Case Name: Debra K. Sands v. John R. Menard, Jr.,

Case No.: 2012AP2377; 2015AP870

Focus: Sufficiency of Evidence

We review a decision of the court of appeals, affirming the circuit court’s grant of summary judgment dismissing Debra Sands’ claims and Menard, Inc.’s counterclaim. Debra Sands and John Menard, Jr., were involved in a romantic relationship from late 1997 to April 2006. Sands alleges that from 1998 until 2006 she cohabitated with Menard and they engaged in a “joint enterprise” to work together and grow Menard’s businesses for their mutual benefit.
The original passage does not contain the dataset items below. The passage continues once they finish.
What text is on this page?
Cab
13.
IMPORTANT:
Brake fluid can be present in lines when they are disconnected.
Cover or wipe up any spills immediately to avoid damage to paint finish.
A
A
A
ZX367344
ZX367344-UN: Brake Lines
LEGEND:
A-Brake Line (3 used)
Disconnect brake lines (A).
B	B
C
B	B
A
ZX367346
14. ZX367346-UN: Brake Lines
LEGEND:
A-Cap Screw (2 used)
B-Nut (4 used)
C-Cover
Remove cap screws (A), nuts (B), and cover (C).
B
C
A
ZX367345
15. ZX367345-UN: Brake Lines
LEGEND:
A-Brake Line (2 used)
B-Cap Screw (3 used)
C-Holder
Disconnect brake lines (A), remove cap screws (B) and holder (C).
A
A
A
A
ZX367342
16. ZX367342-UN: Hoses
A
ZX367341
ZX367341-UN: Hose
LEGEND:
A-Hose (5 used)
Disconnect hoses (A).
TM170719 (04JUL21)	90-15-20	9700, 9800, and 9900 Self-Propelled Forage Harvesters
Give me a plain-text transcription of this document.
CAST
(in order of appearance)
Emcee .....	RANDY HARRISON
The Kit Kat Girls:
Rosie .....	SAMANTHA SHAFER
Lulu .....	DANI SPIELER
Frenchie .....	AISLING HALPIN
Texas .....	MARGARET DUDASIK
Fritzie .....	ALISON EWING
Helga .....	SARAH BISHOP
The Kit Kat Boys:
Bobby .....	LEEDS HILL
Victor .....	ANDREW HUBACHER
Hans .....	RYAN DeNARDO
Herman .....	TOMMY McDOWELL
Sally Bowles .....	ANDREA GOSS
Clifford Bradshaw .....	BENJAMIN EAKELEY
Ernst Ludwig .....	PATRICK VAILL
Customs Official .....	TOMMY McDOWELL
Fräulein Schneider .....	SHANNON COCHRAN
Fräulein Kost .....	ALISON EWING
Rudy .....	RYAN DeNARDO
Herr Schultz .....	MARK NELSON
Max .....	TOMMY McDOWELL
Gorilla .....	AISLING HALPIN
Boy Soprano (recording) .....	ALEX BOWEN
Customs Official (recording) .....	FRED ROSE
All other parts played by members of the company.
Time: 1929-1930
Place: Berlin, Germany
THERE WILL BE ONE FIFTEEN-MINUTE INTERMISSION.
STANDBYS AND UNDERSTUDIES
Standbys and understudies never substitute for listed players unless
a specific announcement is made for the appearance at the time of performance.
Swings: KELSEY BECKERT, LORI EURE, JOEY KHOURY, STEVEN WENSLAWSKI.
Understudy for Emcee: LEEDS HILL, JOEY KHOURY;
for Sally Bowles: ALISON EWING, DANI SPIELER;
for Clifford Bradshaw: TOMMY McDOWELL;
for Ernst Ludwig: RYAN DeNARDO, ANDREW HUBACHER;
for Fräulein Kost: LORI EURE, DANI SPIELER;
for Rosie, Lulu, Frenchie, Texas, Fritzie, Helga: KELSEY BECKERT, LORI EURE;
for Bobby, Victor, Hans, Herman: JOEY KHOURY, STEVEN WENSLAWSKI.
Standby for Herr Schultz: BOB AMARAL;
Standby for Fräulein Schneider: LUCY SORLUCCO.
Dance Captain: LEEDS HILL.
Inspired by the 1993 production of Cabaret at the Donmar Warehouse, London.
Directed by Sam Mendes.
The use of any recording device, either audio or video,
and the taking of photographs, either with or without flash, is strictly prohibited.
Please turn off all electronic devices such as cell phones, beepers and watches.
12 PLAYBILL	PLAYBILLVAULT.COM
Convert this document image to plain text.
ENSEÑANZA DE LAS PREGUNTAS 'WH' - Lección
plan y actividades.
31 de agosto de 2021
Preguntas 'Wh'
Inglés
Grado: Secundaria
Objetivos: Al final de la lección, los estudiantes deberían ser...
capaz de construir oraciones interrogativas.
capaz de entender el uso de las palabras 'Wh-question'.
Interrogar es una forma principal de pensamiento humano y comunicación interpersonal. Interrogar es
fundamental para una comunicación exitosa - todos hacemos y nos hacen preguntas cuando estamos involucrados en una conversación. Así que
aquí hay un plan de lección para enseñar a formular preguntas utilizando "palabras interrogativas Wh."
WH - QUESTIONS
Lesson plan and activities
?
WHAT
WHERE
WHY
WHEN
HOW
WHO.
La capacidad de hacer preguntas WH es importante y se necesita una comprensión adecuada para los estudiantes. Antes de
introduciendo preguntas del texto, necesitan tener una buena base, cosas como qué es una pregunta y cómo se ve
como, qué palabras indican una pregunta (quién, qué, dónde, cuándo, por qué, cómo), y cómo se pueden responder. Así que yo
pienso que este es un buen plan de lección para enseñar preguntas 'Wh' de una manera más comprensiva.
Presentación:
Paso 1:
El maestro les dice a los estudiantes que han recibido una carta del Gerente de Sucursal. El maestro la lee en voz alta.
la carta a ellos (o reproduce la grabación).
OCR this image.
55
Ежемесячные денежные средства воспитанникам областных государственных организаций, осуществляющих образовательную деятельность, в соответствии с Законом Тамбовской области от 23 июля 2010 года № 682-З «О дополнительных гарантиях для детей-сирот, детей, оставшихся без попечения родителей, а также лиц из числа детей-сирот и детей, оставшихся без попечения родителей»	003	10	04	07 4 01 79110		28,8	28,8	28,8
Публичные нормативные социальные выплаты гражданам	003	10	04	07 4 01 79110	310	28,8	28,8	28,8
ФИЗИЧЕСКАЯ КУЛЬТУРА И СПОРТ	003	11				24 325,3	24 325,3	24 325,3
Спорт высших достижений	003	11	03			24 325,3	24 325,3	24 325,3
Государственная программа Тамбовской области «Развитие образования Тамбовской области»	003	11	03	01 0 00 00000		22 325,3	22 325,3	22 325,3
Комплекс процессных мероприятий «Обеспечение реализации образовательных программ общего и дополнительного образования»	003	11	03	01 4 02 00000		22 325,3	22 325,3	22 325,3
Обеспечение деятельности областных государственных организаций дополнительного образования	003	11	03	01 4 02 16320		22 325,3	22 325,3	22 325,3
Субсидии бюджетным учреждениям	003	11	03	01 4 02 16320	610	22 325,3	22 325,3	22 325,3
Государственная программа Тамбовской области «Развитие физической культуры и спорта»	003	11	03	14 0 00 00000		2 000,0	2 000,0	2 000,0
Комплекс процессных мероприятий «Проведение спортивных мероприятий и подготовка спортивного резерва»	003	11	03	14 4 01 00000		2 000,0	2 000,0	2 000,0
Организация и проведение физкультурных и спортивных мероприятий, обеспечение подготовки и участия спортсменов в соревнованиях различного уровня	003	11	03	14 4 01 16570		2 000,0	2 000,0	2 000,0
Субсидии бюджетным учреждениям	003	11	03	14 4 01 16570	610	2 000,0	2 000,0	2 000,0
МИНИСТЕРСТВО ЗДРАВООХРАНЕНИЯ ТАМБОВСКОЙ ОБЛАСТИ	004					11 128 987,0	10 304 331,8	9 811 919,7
Menard and his affiliated entities argue that by failing to comply with Supreme Court Rule 20:1.8(a), which regulates business transactions between lawyers and their clients, Sands is precluded from seeking an ownership interest in any of Menard’s various business ventures.

We review four issues. First, we consider whether Sands has pleaded facts sufficient to establish what she styled as an unjust enrichment claim under Watts v. Watts, 137 Wis. 2d 506, 405 N.W.2d 305 (1987), thereby necessitating a remand to the circuit court for a full hearing on the merits. Second, we consider whether the court of appeals properly concluded that SCR 20:1.8(a) may be raised as a defense to an unjust enrichment claim. Third, we consider whether the court of appeals properly granted summary judgment to Sands on Menard, Inc.’s counterclaim for breach of fiduciary duty. And fourth, we consider whether the court of appeals properly granted summary judgment to the Menard Trustees.

As to the claim she has characterized as a Watts unjust enrichment claim, we conclude that Sands has failed to allege facts which, if true, would support her legal conclusion that she and Menard had a joint enterprise that included accumulation of assets in which both she and Menard expected to share equally. On the second issue, for the reasons explained below, we conclude that SCR 20:1.8(a) may guide courts in determining required standards of care generally; however, it may not be used as an absolute defense to a civil claim involving an attorney. And finally, we also conclude that the court of appeals properly granted summary judgment to Sands on Menard, Inc.’s counterclaim for breach of fiduciary duty, and to the Trustees on their motion for summary judgment dismissing Sands’ claim. Accordingly, we affirm the court of appeals.

Affirmed

Concur: ABRAHAMSON, J. concurs and dissents, joined by A.W. BRADLEY, J. (opinion filed).

Dissent: ABRAHAMSON, J. concurs and dissents, joined by A.W. BRADLEY, J. (opinion filed).